If the individual chooses to file a statement of disagreement, then the covered plan or provider must retain a copy of the statement with the protected health information in dispute. The covered plan or provider could require that the statement be a reasonable length, provided that the individual has reasonable opportunity to state the nature of the disagreement and offer his or her version of accurate and complete information. In all subsequent disclosures of the information requested to be amended or corrected, the covered plan or provider would be required to include a copy of its statement of the basis for denial and, if provided by the individual, a copy of his or her statement of disagreement. If the statement submitted by the individual is unreasonably long, the covered plan or provider could include a summary in subsequent disclosures which reasonably explains the basis of the individual’s position. The covered plan or provider would also be permitted to provide a rebuttal to the individual’s statement of disagreement and include the rebuttal statement in any subsequent disclosures.
We considered requiring the covered plan or provider to provide a mechanism for appealing denials of amendment or correction but concluded that it would be too burdensome.
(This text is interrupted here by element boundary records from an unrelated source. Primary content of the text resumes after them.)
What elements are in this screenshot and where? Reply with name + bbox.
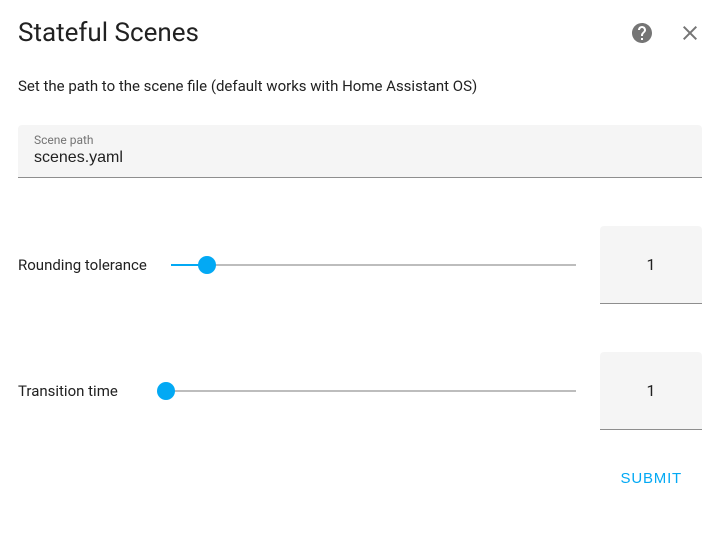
rounding-tolerance-row: Rounding tolerance 1: [18, 226, 702, 304]
dialog-title: Stateful Scenes: [18, 18, 199, 48]
transition-time-label: Transition time: [18, 382, 118, 400]
rounding-tolerance-value[interactable]: 1: [600, 226, 702, 304]
dialog-header: Stateful Scenes: [18, 18, 702, 48]
help-icon[interactable]: [630, 21, 654, 45]
header-icons: [630, 21, 702, 45]
config-dialog: Stateful Scenes Set the path to the scen…: [0, 0, 720, 495]
slider-track: [171, 264, 576, 266]
transition-time-row: Transition time 1: [18, 352, 702, 430]
slider-thumb[interactable]: [198, 256, 216, 274]
transition-time-slider[interactable]: [166, 367, 576, 415]
rounding-tolerance-label: Rounding tolerance: [18, 256, 147, 274]
scene-path-label: Scene path: [34, 133, 94, 147]
transition-time-value-text: 1: [647, 381, 656, 400]
slider-track: [166, 390, 576, 392]
dialog-description: Set the path to the scene file (default …: [18, 76, 702, 97]
submit-button[interactable]: SUBMIT: [609, 462, 694, 495]
scene-path-field[interactable]: Scene path: [18, 125, 702, 178]
transition-time-value[interactable]: 1: [600, 352, 702, 430]
dialog-actions: SUBMIT: [18, 454, 702, 495]
rounding-tolerance-slider[interactable]: [171, 241, 576, 289]
slider-thumb[interactable]: [157, 382, 175, 400]
scene-path-input[interactable]: [34, 149, 686, 167]
close-icon[interactable]: [678, 21, 702, 45]
rounding-tolerance-value-text: 1: [647, 255, 656, 274]
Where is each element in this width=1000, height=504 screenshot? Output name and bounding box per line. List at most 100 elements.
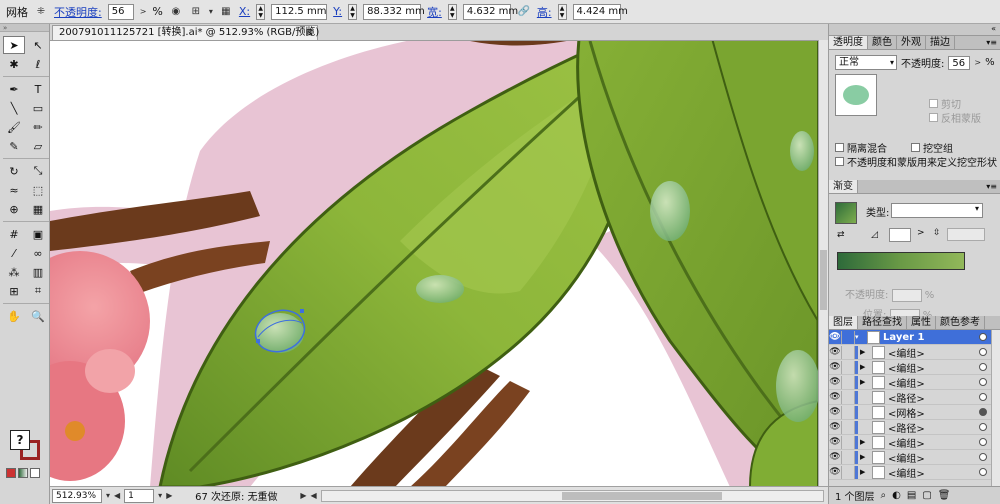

We are soliciting comment on whether the approach we have adopted reasonably balances the burdens on covered plans or providers with the rights of individuals.
If a covered plan or provider receives a notification of erroneous or incomplete protected health information as provided in proposed § 164.516(d), we are proposing that the covered plan or provider or be required to make the necessary amendment or correction to protected health information in its custody that would be available for inspection and copying. This affirmative duty to incorporate amendments and corrections would be necessary to ensure that individuals’ protected health information is as accurate and complete as possible as it travels through the health care system.